Lego pieces, forks, guns, medical models, and makeup; with capabilities to create everyday items, 3D printers are poised to disrupt mass production and the manufacturing sector as a whole.
Leading the charge is SFU graduate Eugene Suyu, who recently put Vancouver on the map with the launch of his company, Tinkerine, and its revolutionary printer DittoPro. The DittoPro is a prosumer-level 3D printer that, according to Suyu, is meant to “sit in your office or home and not look like it’s out of place.” Suyu graduated two years ago from the SIAT program, where he encountered his first 3D printer in an industrial design course.
“Once you use a 3D printer [as an industrial designer], a lot of thoughts go through your head. It opens up the doors in terms of what you can create,” said Suyu, who decided to create a 3D printer geared toward individuals after being unable to find one on the market.
3D printing decentralizes the manufacturing process by allowing the average person to print an entire object in their own home by uploading a digital image to the machine. The range of objects that can be created is limited only by each machine’s size, and the types of materials it can handle.
Most 3D printers use a variation of plastic, although recently a Harvard student launched a printer that is able to create powdered eyeshadows and lipsticks through a process that is more similar to that of an inkjet printer. Tinkerine elected to use PLA, a biodegradable corn-sugar substrate, as the input version of the plastic; “[It] makes the room smell like a candy shop,” Suyu said.
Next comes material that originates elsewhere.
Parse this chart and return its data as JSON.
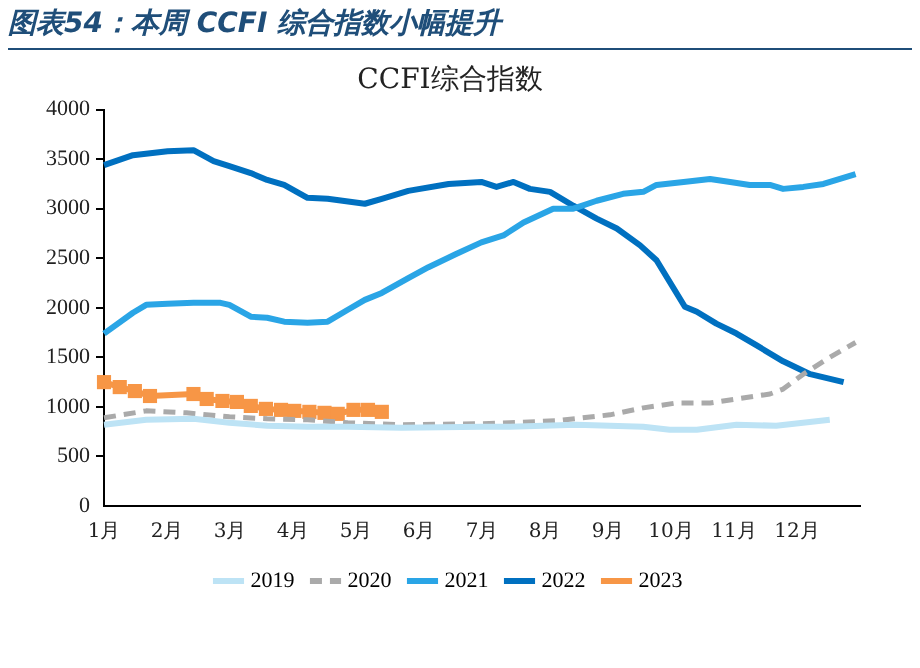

While Tinkerine does not have facilities on-site to handle material recycling, they do manufacture most of their machines in-house. Despite using local labour, DittoPro’s price is about 30 per cent lower than a comparable model on the market right now. Suyu said that producing locally allowed for greater quality control and reliability of the machines.
SFU acquired its first 3D printers at upwards of $15,000 whereas the DittoPro costs just $1,999 — although the two models can print about the same size and resolution. However, it would take SFU’s printers up to two to three times longer than the DittoPro to print the exact same object. But back in 2007, when SFU purchased its printers, the slower model was the baseline for affordability and productivity.
Despite the political, social, and economic implications of a technology that can decentralize power and production, Suyu is more focused on the technical aspects of 3D printing — he sees the socio-political controversies as a “side effect” of what he is doing, rather than the driving force.
SFU has yet to place an order for the new DittoPros, which are set to ship in May, but Suyu is optimistic that there could be cross-collaboration between industrial design courses and Tinkerine’s education initiatives.